福島県いわき市の中学校給食、卒業祝いの赤飯を震災15年と重なり緊急中止・廃棄
福島県いわき市の中学校で、卒業生の祝いに用意していた赤飯の給食が、東日本大震災発生から15年となる3月11日と重なったため、急遽取りやめとなりました。調理済みの約2100食が廃棄される事態となり、生徒たちには代わりに非常用の缶詰パンが提供されました。
卒業祝いと震災追悼、重なった日の判断
これまで、卒業生にとって最後の給食に赤飯を提供するのが慣例でしたが、今年は震災の追悼日と重なってしまいました。市内では津波により約470名もの尊い命が失われており、市が追悼式を行う日でもありました。学校に「震災の日に赤飯はおかしい」という電話が寄せられ、市教育委員会が総合的に判断し、中止を決定しました。
事前の献立決定と、今回の対応
市教育委員会によると、学校給食は市内に7カ所ある共同調理場で調理され、今回の赤飯はうち1カ所で準備されていました。配食先は5つの学校です。献立は通常、前月末までに決定し保護者に送付されますが、毎日すべての献立を事前に把握することは困難であるとのことです。担当者は「毎日すべての献立を事前に把握するのは困難で、報告で気づいた。賛否いろいろな意見がある問題とわかっていたが、甚大な被害があり、市が追悼式を行う日でもあったので総合的に判断した。

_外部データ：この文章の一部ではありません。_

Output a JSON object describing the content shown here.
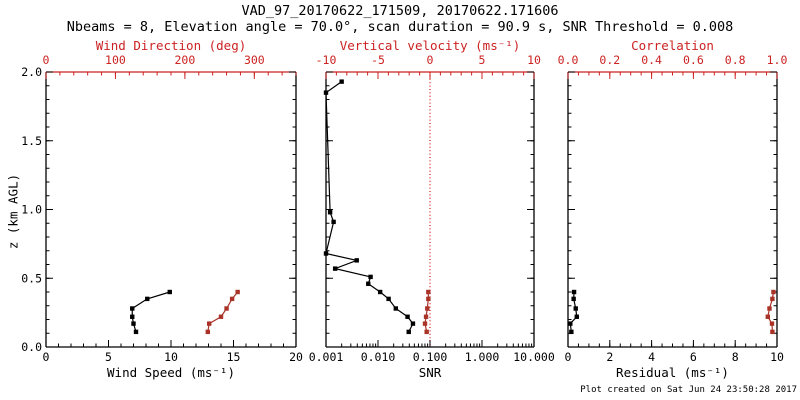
{
  "header": {
    "title": "VAD_97_20170622_171509, 20170622.171606",
    "subtitle": "Nbeams = 8, Elevation angle = 70.0°, scan duration = 90.9 s, SNR Threshold = 0.008"
  },
  "footer": {
    "created": "Plot created on Sat Jun 24 23:50:28 2017"
  },
  "colors": {
    "axis_red": "#cc2222",
    "series_red": "#aa3328",
    "refline_red": "#dd2222",
    "black": "#000000"
  },
  "y_axis": {
    "label": "z (km AGL)",
    "range": [
      0,
      2
    ],
    "tick_values": [
      0,
      0.5,
      1,
      1.5,
      2
    ],
    "tick_labels": [
      "0.0",
      "0.5",
      "1.0",
      "1.5",
      "2.0"
    ],
    "minor_step": 0.1
  },
  "chart_data": [
    {
      "type": "line",
      "name": "wind-panel",
      "bottom_axis": {
        "label": "Wind Speed (ms⁻¹)",
        "range": [
          0,
          20
        ],
        "tick_values": [
          0,
          5,
          10,
          15,
          20
        ],
        "tick_labels": [
          "0",
          "5",
          "10",
          "15",
          "20"
        ],
        "minor_step": 1,
        "color": "#000000"
      },
      "top_axis": {
        "label": "Wind Direction (deg)",
        "range": [
          0,
          360
        ],
        "tick_values": [
          0,
          100,
          200,
          300
        ],
        "tick_labels": [
          "0",
          "100",
          "200",
          "300"
        ],
        "minor_step": 20,
        "color": "#cc2222"
      },
      "series": [
        {
          "name": "wind-speed",
          "axis": "bottom",
          "color": "#000000",
          "points": [
            [
              9.9,
              0.4
            ],
            [
              8.1,
              0.35
            ],
            [
              6.9,
              0.28
            ],
            [
              6.9,
              0.22
            ],
            [
              7.0,
              0.17
            ],
            [
              7.2,
              0.11
            ]
          ]
        },
        {
          "name": "wind-direction",
          "axis": "top",
          "color": "#aa3328",
          "points": [
            [
              276,
              0.4
            ],
            [
              268,
              0.35
            ],
            [
              260,
              0.28
            ],
            [
              252,
              0.22
            ],
            [
              235,
              0.17
            ],
            [
              233,
              0.11
            ]
          ]
        }
      ]
    },
    {
      "type": "line",
      "name": "snr-panel",
      "bottom_axis": {
        "label": "SNR",
        "scale": "log",
        "range": [
          0.001,
          10
        ],
        "tick_values": [
          0.001,
          0.01,
          0.1,
          1,
          10
        ],
        "tick_labels": [
          "0.001",
          "0.010",
          "0.100",
          "1.000",
          "10.000"
        ],
        "color": "#000000"
      },
      "top_axis": {
        "label": "Vertical velocity (ms⁻¹)",
        "range": [
          -10,
          10
        ],
        "tick_values": [
          -10,
          -5,
          0,
          5,
          10
        ],
        "tick_labels": [
          "-10",
          "-5",
          "0",
          "5",
          "10"
        ],
        "minor_step": 1,
        "color": "#cc2222"
      },
      "refline": {
        "axis": "top",
        "value": 0,
        "color": "#dd2222",
        "style": "dotted"
      },
      "series": [
        {
          "name": "snr",
          "axis": "bottom",
          "color": "#000000",
          "points": [
            [
              0.002,
              1.93
            ],
            [
              0.001,
              1.85
            ],
            [
              0.0012,
              0.98
            ],
            [
              0.0014,
              0.91
            ],
            [
              0.001,
              0.68
            ],
            [
              0.0039,
              0.63
            ],
            [
              0.0015,
              0.57
            ],
            [
              0.0072,
              0.51
            ],
            [
              0.0065,
              0.46
            ],
            [
              0.011,
              0.4
            ],
            [
              0.016,
              0.35
            ],
            [
              0.022,
              0.28
            ],
            [
              0.037,
              0.22
            ],
            [
              0.047,
              0.17
            ],
            [
              0.039,
              0.11
            ]
          ]
        },
        {
          "name": "vertical-velocity",
          "axis": "top",
          "color": "#aa3328",
          "points": [
            [
              -0.16,
              0.4
            ],
            [
              -0.16,
              0.35
            ],
            [
              -0.26,
              0.28
            ],
            [
              -0.38,
              0.22
            ],
            [
              -0.48,
              0.17
            ],
            [
              -0.32,
              0.11
            ]
          ]
        }
      ]
    },
    {
      "type": "line",
      "name": "residual-panel",
      "bottom_axis": {
        "label": "Residual (ms⁻¹)",
        "range": [
          0,
          10
        ],
        "tick_values": [
          0,
          2,
          4,
          6,
          8,
          10
        ],
        "tick_labels": [
          "0",
          "2",
          "4",
          "6",
          "8",
          "10"
        ],
        "minor_step": 0.5,
        "color": "#000000"
      },
      "top_axis": {
        "label": "Correlation",
        "range": [
          0,
          1
        ],
        "tick_values": [
          0,
          0.2,
          0.4,
          0.6,
          0.8,
          1
        ],
        "tick_labels": [
          "0.0",
          "0.2",
          "0.4",
          "0.6",
          "0.8",
          "1.0"
        ],
        "minor_step": 0.05,
        "color": "#cc2222"
      },
      "series": [
        {
          "name": "residual",
          "axis": "bottom",
          "color": "#000000",
          "points": [
            [
              0.29,
              0.4
            ],
            [
              0.27,
              0.35
            ],
            [
              0.37,
              0.28
            ],
            [
              0.42,
              0.22
            ],
            [
              0.11,
              0.17
            ],
            [
              0.16,
              0.11
            ]
          ]
        },
        {
          "name": "correlation",
          "axis": "top",
          "color": "#aa3328",
          "points": [
            [
              0.983,
              0.4
            ],
            [
              0.978,
              0.35
            ],
            [
              0.964,
              0.28
            ],
            [
              0.956,
              0.22
            ],
            [
              0.976,
              0.17
            ],
            [
              0.978,
              0.11
            ]
          ]
        }
      ]
    }
  ]
}
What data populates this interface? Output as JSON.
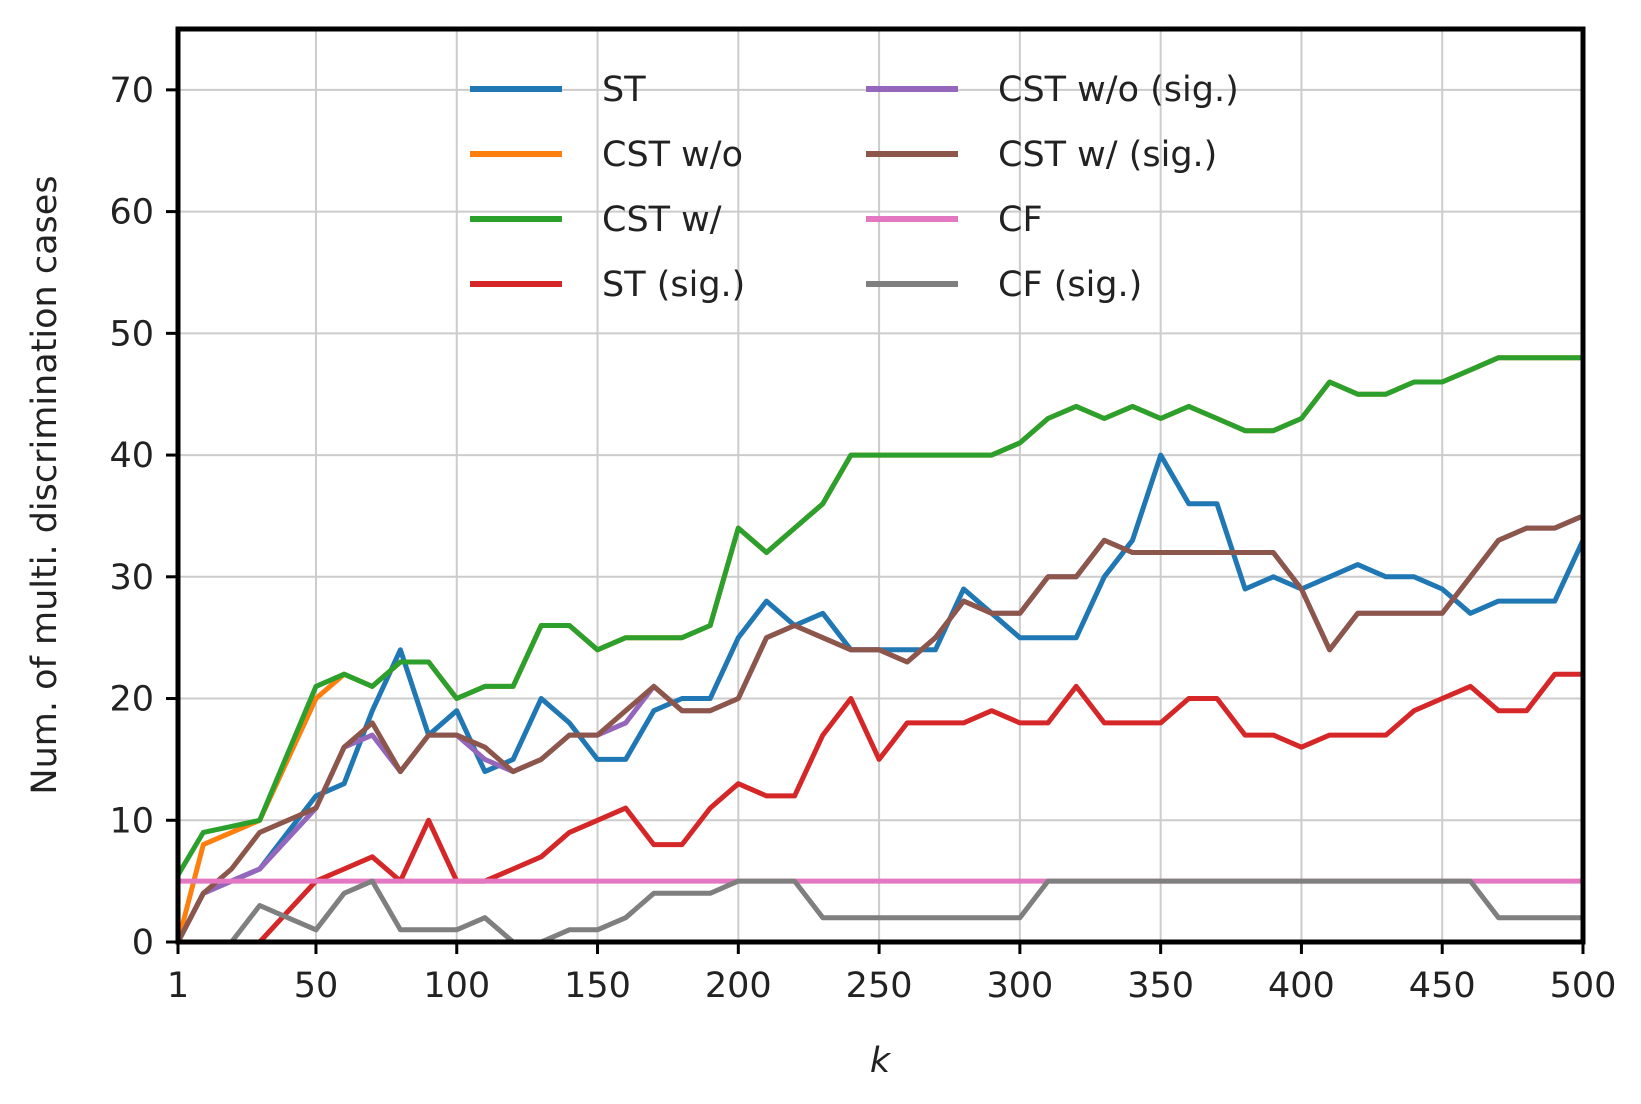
{
  "chart_data": {
    "type": "line",
    "title": "",
    "xlabel": "k",
    "ylabel": "Num. of multi. discrimination cases",
    "xlim": [
      1,
      500
    ],
    "ylim": [
      0,
      75
    ],
    "xticks": [
      1,
      50,
      100,
      150,
      200,
      250,
      300,
      350,
      400,
      450,
      500
    ],
    "xtick_labels": [
      "1",
      "50",
      "100",
      "150",
      "200",
      "250",
      "300",
      "350",
      "400",
      "450",
      "500"
    ],
    "yticks": [
      0,
      10,
      20,
      30,
      40,
      50,
      60,
      70
    ],
    "ytick_labels": [
      "0",
      "10",
      "20",
      "30",
      "40",
      "50",
      "60",
      "70"
    ],
    "grid": true,
    "legend_position": "upper-center, two columns",
    "x": [
      1,
      10,
      20,
      30,
      40,
      50,
      60,
      70,
      80,
      90,
      100,
      110,
      120,
      130,
      140,
      150,
      160,
      170,
      180,
      190,
      200,
      210,
      220,
      230,
      240,
      250,
      260,
      270,
      280,
      290,
      300,
      310,
      320,
      330,
      340,
      350,
      360,
      370,
      380,
      390,
      400,
      410,
      420,
      430,
      440,
      450,
      460,
      470,
      480,
      490,
      500
    ],
    "series": [
      {
        "name": "ST",
        "color": "#1f77b4",
        "values": [
          0,
          4,
          5,
          6,
          9,
          12,
          13,
          19,
          24,
          17,
          19,
          14,
          15,
          20,
          18,
          15,
          15,
          19,
          20,
          20,
          25,
          28,
          26,
          27,
          24,
          24,
          24,
          24,
          29,
          27,
          25,
          25,
          25,
          30,
          33,
          40,
          36,
          36,
          29,
          30,
          29,
          30,
          31,
          30,
          30,
          29,
          27,
          28,
          28,
          28,
          33
        ]
      },
      {
        "name": "CST w/o",
        "color": "#ff7f0e",
        "values": [
          0,
          8,
          9,
          10,
          15,
          20,
          22,
          21,
          23,
          23,
          20,
          21,
          21,
          26,
          26,
          24,
          25,
          25,
          25,
          26,
          34,
          32,
          34,
          36,
          40,
          40,
          40,
          40,
          40,
          40,
          41,
          43,
          44,
          43,
          44,
          43,
          44,
          43,
          42,
          42,
          43,
          46,
          45,
          45,
          46,
          46,
          47,
          48,
          48,
          48,
          48
        ]
      },
      {
        "name": "CST w/",
        "color": "#2ca02c",
        "values": [
          5.5,
          9,
          9.5,
          10,
          15.5,
          21,
          22,
          21,
          23,
          23,
          20,
          21,
          21,
          26,
          26,
          24,
          25,
          25,
          25,
          26,
          34,
          32,
          34,
          36,
          40,
          40,
          40,
          40,
          40,
          40,
          41,
          43,
          44,
          43,
          44,
          43,
          44,
          43,
          42,
          42,
          43,
          46,
          45,
          45,
          46,
          46,
          47,
          48,
          48,
          48,
          48
        ]
      },
      {
        "name": "ST (sig.)",
        "color": "#d62728",
        "values": [
          null,
          null,
          null,
          0,
          2.5,
          5,
          6,
          7,
          5,
          10,
          5,
          5,
          6,
          7,
          9,
          10,
          11,
          8,
          8,
          11,
          13,
          12,
          12,
          17,
          20,
          15,
          18,
          18,
          18,
          19,
          18,
          18,
          21,
          18,
          18,
          18,
          20,
          20,
          17,
          17,
          16,
          17,
          17,
          17,
          19,
          20,
          21,
          19,
          19,
          22,
          22
        ]
      },
      {
        "name": "CST w/o (sig.)",
        "color": "#9467bd",
        "values": [
          0,
          4,
          5,
          6,
          8.5,
          11,
          16,
          17,
          14,
          17,
          17,
          15,
          14,
          15,
          17,
          17,
          18,
          21,
          19,
          19,
          20,
          25,
          26,
          25,
          24,
          24,
          23,
          25,
          28,
          27,
          27,
          30,
          30,
          33,
          32,
          32,
          32,
          32,
          32,
          32,
          29,
          24,
          27,
          27,
          27,
          27,
          30,
          33,
          34,
          34,
          35
        ]
      },
      {
        "name": "CST w/ (sig.)",
        "color": "#8c564b",
        "values": [
          0,
          4,
          6,
          9,
          10,
          11,
          16,
          18,
          14,
          17,
          17,
          16,
          14,
          15,
          17,
          17,
          19,
          21,
          19,
          19,
          20,
          25,
          26,
          25,
          24,
          24,
          23,
          25,
          28,
          27,
          27,
          30,
          30,
          33,
          32,
          32,
          32,
          32,
          32,
          32,
          29,
          24,
          27,
          27,
          27,
          27,
          30,
          33,
          34,
          34,
          35
        ]
      },
      {
        "name": "CF",
        "color": "#e377c2",
        "values": [
          5,
          5,
          5,
          5,
          5,
          5,
          5,
          5,
          5,
          5,
          5,
          5,
          5,
          5,
          5,
          5,
          5,
          5,
          5,
          5,
          5,
          5,
          5,
          5,
          5,
          5,
          5,
          5,
          5,
          5,
          5,
          5,
          5,
          5,
          5,
          5,
          5,
          5,
          5,
          5,
          5,
          5,
          5,
          5,
          5,
          5,
          5,
          5,
          5,
          5,
          5
        ]
      },
      {
        "name": "CF (sig.)",
        "color": "#7f7f7f",
        "values": [
          null,
          null,
          0,
          3,
          2,
          1,
          4,
          5,
          1,
          1,
          1,
          2,
          0,
          0,
          1,
          1,
          2,
          4,
          4,
          4,
          5,
          5,
          5,
          2,
          2,
          2,
          2,
          2,
          2,
          2,
          2,
          5,
          5,
          5,
          5,
          5,
          5,
          5,
          5,
          5,
          5,
          5,
          5,
          5,
          5,
          5,
          5,
          2,
          2,
          2,
          2
        ]
      }
    ]
  }
}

卒業生には申し訳ない」と釈明しています。
賛否両論の意見
今回の決定に対し、学校や市教育委員会には、「祝い事の中止を強制するのはおかしい」「追悼の日に赤飯はないだろう」といった賛否両方の意見が寄せられています。卒業生にとっては残念な結果となりましたが、震災の犠牲者を追悼する日という状況を考慮した判断でした。
この出来事は、震災の記憶と社会の配慮について改めて考えさせられる事例となりました。